Tom Adamson won the New Zealand Cross for his daring scouting work in the bush between the Waitotara and the back country of Wairoa (now Waverley), in 1869. His comrade in that mission of peril, in search of Titokowaru and his Hauhaus who had evacuated Tauranga-ika Pa, was Christopher Maling, afterwards Captain Maling. This well-tried scout was Nelson-born; he was the son of a pioneer surveyor who was killed in the Wairau massacre in 1843. There was a good deal of Captain Mayne Reid's romantic riflemen of the Indian war-trail in Tom Adamson's character. He was a rough-and-ready direct-action frontiersman, who would have made an excellent Highland fighting chieftain of the claymore days, or a doughty battleaxewielder; or, to take another sphere, a successful privateer captain. But his lot set him in the Maori bush, and there he made some history after his fashion. Stories were told by the old hands of ‘Tom Adamson's “short way with dissenters,” particularly those of the Hauhau faith. There were many rough-cut white adventurers on page 227 the West Coast frontier, and of these plucky foreloopers of the settler and the surveyor and road-maker Adamson stood foremost.

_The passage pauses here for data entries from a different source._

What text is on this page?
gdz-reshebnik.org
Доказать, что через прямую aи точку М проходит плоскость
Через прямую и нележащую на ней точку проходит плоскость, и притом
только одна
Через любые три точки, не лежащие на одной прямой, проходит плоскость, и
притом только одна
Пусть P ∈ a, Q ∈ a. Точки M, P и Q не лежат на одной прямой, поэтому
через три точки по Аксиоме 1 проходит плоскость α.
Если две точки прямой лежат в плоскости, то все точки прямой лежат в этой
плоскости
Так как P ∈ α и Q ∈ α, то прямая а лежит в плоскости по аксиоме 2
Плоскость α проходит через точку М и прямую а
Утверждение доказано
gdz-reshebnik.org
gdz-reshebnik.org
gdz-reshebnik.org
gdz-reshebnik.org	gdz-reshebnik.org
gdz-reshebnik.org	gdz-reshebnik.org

Physically, Tom Adamson suited well the wild, rough part he often played in the bush. He was as straight and hard as a lancewood of his own native forests, and extremely powerful. In the bush and on the march he dressed like his companions the Maoris. He very seldom wore boots in the field, and he was almost as barbaric a figure as any Maori warrior, with his rapaki or waist shawl in place of trousers, his big sheath-knife, his tomahawk stuck through his belt, and a flax kit containing his rations and Maori loot strapped across his shoulders with green flax leaves. Carbine in hand, carried easily at the trail but ready for instant use, sharp eyes searching every thicket, and ears alert to the slightest suspicious sound that might indicate ambush by the trackside, big bare feet hard as nails, padding noiselessly as a wild cat's on the ground—that was Tom Adamson, bushman-scout, on the warpath. In the West Coast campaigns he marched often with the Wanganui Maori Contingent. He was Major Kepa's pakeha-Maori; he had married into the tribe.

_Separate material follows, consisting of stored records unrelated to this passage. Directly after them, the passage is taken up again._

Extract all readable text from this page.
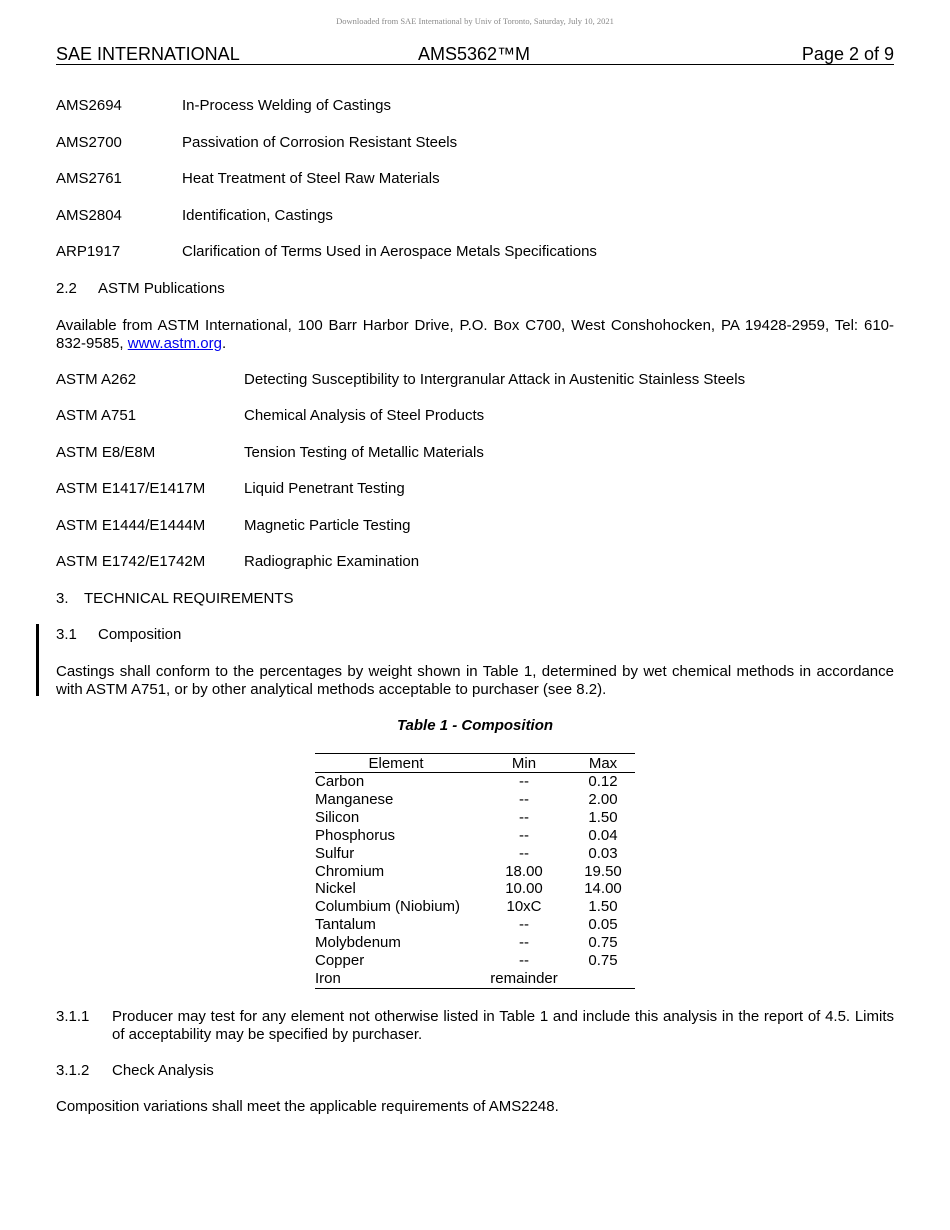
Downloaded from SAE International by Univ of Toronto, Saturday, July 10, 2021
SAE INTERNATIONAL	AMS5362™M	Page 2 of 9
AMS2694	In-Process Welding of Castings
AMS2700	Passivation of Corrosion Resistant Steels
AMS2761	Heat Treatment of Steel Raw Materials
AMS2804	Identification, Castings
ARP1917	Clarification of Terms Used in Aerospace Metals Specifications
2.2 ASTM Publications
Available from ASTM International, 100 Barr Harbor Drive, P.O. Box C700, West Conshohocken, PA 19428-2959, Tel: 610-832-9585, www.astm.org.
ASTM A262	Detecting Susceptibility to Intergranular Attack in Austenitic Stainless Steels
ASTM A751	Chemical Analysis of Steel Products
ASTM E8/E8M	Tension Testing of Metallic Materials
ASTM E1417/E1417M	Liquid Penetrant Testing
ASTM E1444/E1444M	Magnetic Particle Testing
ASTM E1742/E1742M	Radiographic Examination
3. TECHNICAL REQUIREMENTS
3.1 Composition
Castings shall conform to the percentages by weight shown in Table 1, determined by wet chemical methods in accordance with ASTM A751, or by other analytical methods acceptable to purchaser (see 8.2).
Table 1 - Composition
Element	Min	Max
Carbon	--	0.12
Manganese	--	2.00
Silicon	--	1.50
Phosphorus	--	0.04
Sulfur	--	0.03
Chromium	18.00	19.50
Nickel	10.00	14.00
Columbium (Niobium)	10xC	1.50
Tantalum	--	0.05
Molybdenum	--	0.75
Copper	--	0.75
Iron	remainder	
3.1.1 Producer may test for any element not otherwise listed in Table 1 and include this analysis in the report of 4.5. Limits of acceptability may be specified by purchaser.
3.1.2 Check Analysis
Composition variations shall meet the applicable requirements of AMS2248.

Big Bill Adamson was a bullock-team driver in the transport corps of General Cameron's West Coast army in 1864. He was then a lad of sixteen. He was in that lively affair at Nukumaru, when the Maoris rushed the British camp in broad daylight. He used to narrate that as he was an unarmed transport-driver, he thought the best place for him was in his cart, so he jumped into it and lay down while the bullets zipped all about. After that march up the coast, in which Cameron kept well page 228 clear of the bush, he enlisted in the Wanganui Cavalry and saw some hard service under General Chute and the Colonial officers.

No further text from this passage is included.